I “need to see” my variables to continue, perhaps this comes from a place of doubt as I’m still not 100% confident in my programming skills.
I use Spyder for Python and RStudio for R.
One major struggle is not specifically related to the PhD, but rather trying to survive this pandemic.
I’m lucky to not have my work affected as it’s computational - but I still find it difficult.
I’m too nervous to go outside because I see a lot of people not wearing masks and times are scary for me…
My body aches as I don’t get my daily walk & my back hurts from my cheap chair!
It’s very important to take time for yourself and do things you enjoy!
I’ve had to take a day or few off in the past year because of the overwhelming stress…

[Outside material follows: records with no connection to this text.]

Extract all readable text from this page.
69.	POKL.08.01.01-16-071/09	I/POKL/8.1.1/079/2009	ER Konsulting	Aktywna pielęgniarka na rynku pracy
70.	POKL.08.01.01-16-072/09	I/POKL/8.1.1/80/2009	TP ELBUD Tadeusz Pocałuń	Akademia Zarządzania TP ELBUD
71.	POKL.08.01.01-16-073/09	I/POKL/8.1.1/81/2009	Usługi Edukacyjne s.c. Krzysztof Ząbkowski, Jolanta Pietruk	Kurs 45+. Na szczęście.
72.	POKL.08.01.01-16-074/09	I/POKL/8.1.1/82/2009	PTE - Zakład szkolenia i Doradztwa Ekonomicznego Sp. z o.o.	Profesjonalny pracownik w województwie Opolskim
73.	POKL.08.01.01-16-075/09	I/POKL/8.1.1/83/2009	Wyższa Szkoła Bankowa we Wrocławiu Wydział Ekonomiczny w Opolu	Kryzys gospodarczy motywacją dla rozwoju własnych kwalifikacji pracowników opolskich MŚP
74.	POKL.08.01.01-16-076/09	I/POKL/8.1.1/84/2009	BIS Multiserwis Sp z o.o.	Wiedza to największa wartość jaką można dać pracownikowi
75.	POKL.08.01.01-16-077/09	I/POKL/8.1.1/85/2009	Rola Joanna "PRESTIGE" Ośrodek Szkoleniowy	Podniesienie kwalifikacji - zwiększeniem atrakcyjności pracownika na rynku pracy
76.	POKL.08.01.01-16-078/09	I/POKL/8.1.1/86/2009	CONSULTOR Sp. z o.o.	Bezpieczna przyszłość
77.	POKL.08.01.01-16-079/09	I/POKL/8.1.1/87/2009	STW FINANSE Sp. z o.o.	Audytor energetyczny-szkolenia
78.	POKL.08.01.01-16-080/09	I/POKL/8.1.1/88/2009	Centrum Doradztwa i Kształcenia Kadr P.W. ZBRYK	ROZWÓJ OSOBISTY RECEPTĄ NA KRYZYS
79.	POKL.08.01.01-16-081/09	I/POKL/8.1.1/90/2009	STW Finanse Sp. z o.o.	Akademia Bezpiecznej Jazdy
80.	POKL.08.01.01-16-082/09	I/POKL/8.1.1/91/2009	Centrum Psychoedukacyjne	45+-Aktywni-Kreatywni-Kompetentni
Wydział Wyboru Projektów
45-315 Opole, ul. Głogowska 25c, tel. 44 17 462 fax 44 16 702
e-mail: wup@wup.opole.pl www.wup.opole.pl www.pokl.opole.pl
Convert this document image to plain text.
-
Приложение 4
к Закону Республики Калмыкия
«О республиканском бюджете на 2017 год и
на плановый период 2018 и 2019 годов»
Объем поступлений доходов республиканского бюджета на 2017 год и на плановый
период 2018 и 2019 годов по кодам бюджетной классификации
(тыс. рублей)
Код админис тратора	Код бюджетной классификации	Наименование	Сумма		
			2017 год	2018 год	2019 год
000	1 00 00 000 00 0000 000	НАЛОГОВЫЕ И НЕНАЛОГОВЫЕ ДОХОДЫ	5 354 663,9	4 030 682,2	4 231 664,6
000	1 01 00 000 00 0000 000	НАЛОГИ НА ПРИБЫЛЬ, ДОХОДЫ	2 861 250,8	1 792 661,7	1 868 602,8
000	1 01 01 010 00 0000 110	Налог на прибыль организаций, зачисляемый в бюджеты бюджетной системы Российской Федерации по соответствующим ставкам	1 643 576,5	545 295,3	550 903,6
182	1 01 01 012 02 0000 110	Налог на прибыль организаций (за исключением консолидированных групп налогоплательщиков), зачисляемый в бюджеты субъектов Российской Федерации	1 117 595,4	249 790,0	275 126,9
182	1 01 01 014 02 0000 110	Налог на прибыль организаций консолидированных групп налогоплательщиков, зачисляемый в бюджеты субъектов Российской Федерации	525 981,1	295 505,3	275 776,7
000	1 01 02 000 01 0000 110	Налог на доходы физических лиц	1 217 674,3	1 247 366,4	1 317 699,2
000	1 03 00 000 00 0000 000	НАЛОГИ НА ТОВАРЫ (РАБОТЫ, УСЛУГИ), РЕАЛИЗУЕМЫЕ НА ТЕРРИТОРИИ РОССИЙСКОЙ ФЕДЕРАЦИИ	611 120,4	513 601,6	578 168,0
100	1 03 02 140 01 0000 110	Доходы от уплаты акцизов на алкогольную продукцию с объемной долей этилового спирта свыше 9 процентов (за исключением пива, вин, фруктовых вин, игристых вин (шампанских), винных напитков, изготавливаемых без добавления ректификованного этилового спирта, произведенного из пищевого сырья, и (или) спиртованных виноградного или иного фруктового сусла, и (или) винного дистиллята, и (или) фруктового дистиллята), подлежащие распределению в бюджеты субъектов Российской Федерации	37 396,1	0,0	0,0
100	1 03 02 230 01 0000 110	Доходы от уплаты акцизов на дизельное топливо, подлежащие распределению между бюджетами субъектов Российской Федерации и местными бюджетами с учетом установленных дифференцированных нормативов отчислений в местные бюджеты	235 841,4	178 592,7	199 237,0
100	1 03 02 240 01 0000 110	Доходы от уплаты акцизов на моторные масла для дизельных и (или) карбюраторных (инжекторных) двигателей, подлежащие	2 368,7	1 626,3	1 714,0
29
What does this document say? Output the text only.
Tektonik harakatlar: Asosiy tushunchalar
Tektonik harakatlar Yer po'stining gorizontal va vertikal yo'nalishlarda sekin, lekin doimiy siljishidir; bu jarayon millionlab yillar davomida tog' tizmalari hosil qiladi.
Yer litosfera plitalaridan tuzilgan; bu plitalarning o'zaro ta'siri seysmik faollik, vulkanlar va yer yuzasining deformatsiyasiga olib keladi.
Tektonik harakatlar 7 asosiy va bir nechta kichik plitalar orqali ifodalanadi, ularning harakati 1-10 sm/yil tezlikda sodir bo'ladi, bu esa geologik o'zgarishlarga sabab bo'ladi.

No matter in academia or industry, you need to take care of yourself and businesses/companies need to take care of their employees!
The PhD is an emotional rollercoaster, in 2018 I wrote up about witnessing my partner writing their PhD and now being in that position, I completely understand!
Friday: funday
Hobbies! Since the pandemic I’ve started a bunch of hobbies: knitting, clay sculpting, and I also coding more for fun!
I have a Colours project that’s been in development for a few years: small tools developed with the techniques I’ve gained throughout my years in education!
Music I listen to whilst working: I love soundtracks! Such as Tron Legacy & Interstellar… Hans Zimmer is my go-to!
I do apologise for the wall of text! If you stuck around - thank you!